Hello, everyone, and welcome to the Classic English Literature Podcast. If you’re in America, or celebrate like Americans, Happy Thanksgiving!  This is, indeed, the most American of holidays – a day set aside to offer our gratitude for an orgy of gluttony.  Of course, other countries set aside days of Thanksgiving, either officially or unofficially, and nearly every culture which we have record of made the giving of thanks part of their ritual lives.

To mark the day, I thought I’d offer a poem by 17th century scribbler George Herbert called “Gratefulness.”  Herbert, as well as a poet, was an orator and Anglican priest, and his writing explores the complex intersection of religious faith and human experience.

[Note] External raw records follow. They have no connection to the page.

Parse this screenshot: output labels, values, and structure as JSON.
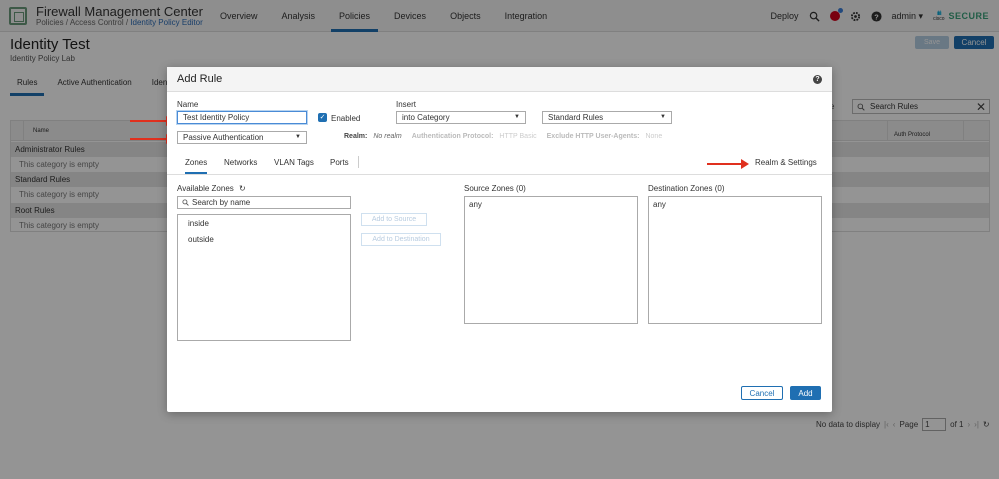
{
  "header": {
    "app_title": "Firewall Management Center",
    "breadcrumb": [
      "Policies",
      "Access Control",
      "Identity Policy Editor"
    ],
    "nav": [
      "Overview",
      "Analysis",
      "Policies",
      "Devices",
      "Objects",
      "Integration"
    ],
    "active_nav": "Policies",
    "deploy": "Deploy",
    "user": "admin",
    "brand_cisco": "cisco",
    "brand_secure": "SECURE"
  },
  "page": {
    "title": "Identity Test",
    "subtitle": "Identity Policy Lab",
    "save_label": "Save",
    "cancel_label": "Cancel",
    "tabs": [
      "Rules",
      "Active Authentication",
      "Identi"
    ],
    "search_placeholder": "Search Rules",
    "rules_suffix": "e",
    "table": {
      "col_name": "Name",
      "col_auth": "Auth Protocol",
      "categories": [
        {
          "name": "Administrator Rules",
          "empty": "This category is empty"
        },
        {
          "name": "Standard Rules",
          "empty": "This category is empty"
        },
        {
          "name": "Root Rules",
          "empty": "This category is empty"
        }
      ]
    },
    "pager": {
      "no_data": "No data to display",
      "page_label": "Page",
      "page_value": "1",
      "of": "of 1"
    }
  },
  "modal": {
    "title": "Add Rule",
    "name_label": "Name",
    "name_value": "Test Identity Policy",
    "enabled_label": "Enabled",
    "insert_label": "Insert",
    "insert_value": "into Category",
    "category_value": "Standard Rules",
    "action_value": "Passive Authentication",
    "realm_label": "Realm:",
    "realm_value": "No realm",
    "auth_protocol_label": "Authentication Protocol:",
    "auth_protocol_value": "HTTP Basic",
    "exclude_label": "Exclude HTTP User-Agents:",
    "exclude_value": "None",
    "tabs": [
      "Zones",
      "Networks",
      "VLAN Tags",
      "Ports"
    ],
    "active_tab": "Zones",
    "realm_settings_tab": "Realm & Settings",
    "available_zones_label": "Available Zones",
    "zone_search_placeholder": "Search by name",
    "available_zones": [
      "inside",
      "outside"
    ],
    "add_to_source": "Add to Source",
    "add_to_destination": "Add to Destination",
    "source_zones_label": "Source Zones (0)",
    "source_zones": [
      "any"
    ],
    "destination_zones_label": "Destination Zones (0)",
    "destination_zones": [
      "any"
    ],
    "cancel_label": "Cancel",
    "add_label": "Add"
  }
}
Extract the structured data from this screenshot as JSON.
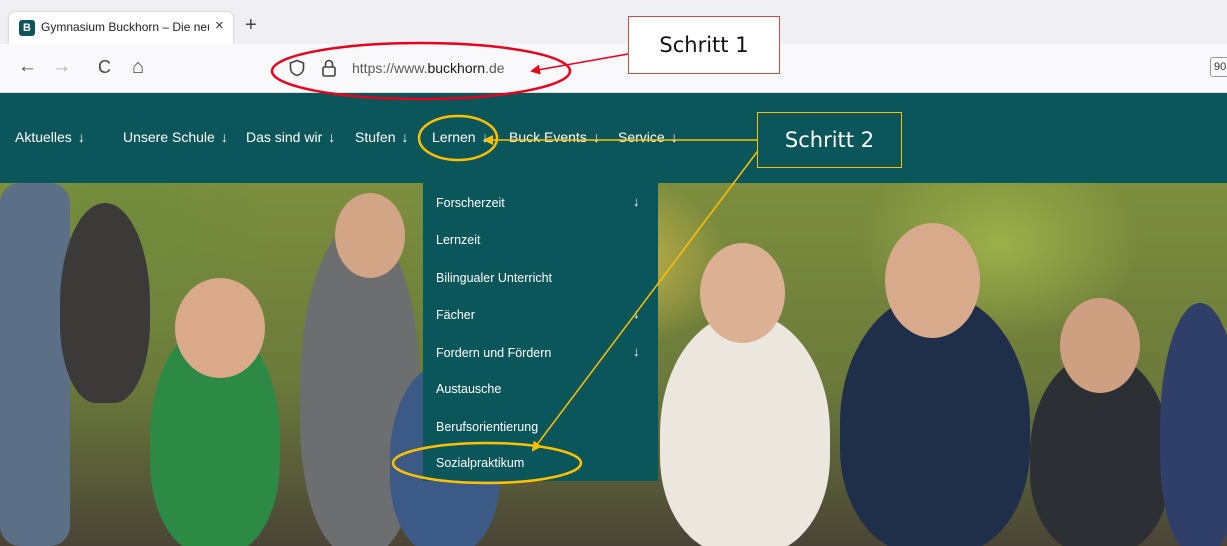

His most famous work is "The Temple: Sacred Poems and Private Ejaculations"  – a title that has not aged well – published posthumously in 1633. These poems explore the speaker's personal relationship with God, reflecting on the challenges of faith and humility in the Christian life.

“Gratefulness” is one of the poems from “The Temple.”  It’s eight stanzas of four lines each with alternating rhymes.  The tricky bit is the rather, well, jerky meter: three tetrameter lines followed by a fourth line of iambic monometer.  Yes, monometer – one foot.  Two syllables.  Most of each stanza rolls along in a very familiar, ballad-like, almost sing-songy rhythm, then line four slams the brakes.  Bit of poetic whiplash.  Have a listen.

Thou that hast given so much to me,
Give one thing more, a grateful heart.
See how thy beggar works on thee
By art.

He makes thy gifts occasion more,
And says, If he in this be crossed,
All thou hast given him heretofore
Is lost.

But thou didst reckon, when at first
Thy word our hearts and hands did crave,
What it would come to at the worst
To save.

Perpetual knockings at thy door,
Tears sullying thy transparent rooms,
Gift upon gift, much would have more,
And comes.

This notwithstanding, thou wenst on,
And didst allow us all our noise:
Nay thou hast made a sigh and groan
Thy joys.

Not that thou hast not still above
Much better tunes, than groans can make;
But that these country-airs thy love
Did take.

Wherefore I cry, and cry again;
And in no quiet canst thou be,
Till I a thankful heart obtain
Of thee:

Not thankful, when it pleaseth me;
As if thy blessings had spare days:
But such a heart, whose pulse may be
Thy praise.

I think it’s a strange little poem, actually.  It begins with a seemingly earnest petition to God to give the speaker a grateful heart – there seems to be a bit of playful irony in line 2’s request – give me something that will make me grateful for the things you’ve given me.  Then the earnestness reveals itself as artifice – that abrupt line 4: “by art.”  So is the poem ironically ungrateful?  Or ironically already grateful?  In either case, the speaker’s request really becomes an occasion for praise.  


The rest of the poem is the argument for the speaker’s request.  If I don’t have a grateful heart, then I can’t appreciate anything else I have.  Besides, God, you knew when you made us that we’d need an awful lot of attention.  And you know you like it – yes, you do. Even though our groans are not as nice as angel hymns.  So come on, please?  Please? Come on!  Give me a grateful heart, one that’s thankful all the time.  Come on!


So here’s a question: is the desire to be thankful the same as being thankful?  Or very like it, anyway?  Gratitude is, I think, necessarily consequential. Its power, or effect, resides not in the person who shows it or in the essential authenticity of their intentions, but manifests rather in the person who receives it. That is, it confirms to the other person that you recognize their graciousness and acknowledge your debt to that graciousness.  It’s not the same as, say, love.  Wanting to love and actually loving are two different things.  God, in this poem, understands the speaker’s gratefulness despite the speaker’s imperfect rendering of that gratefulness.  The poem implies that true gratitude only comes from true grace, and humans lack such true grace in their fallen state.  But it’s the wanting, the striving, that’s important.  


Thanksgiving, giving thanks, is an act, and one paradoxically noble and humbling.  But gratitude, gratefulness, is a state of being, an understanding of one’s dependence on grace – however one may conceive of it.


Happy thanksgiving, everyone.  We’ll talk again soon.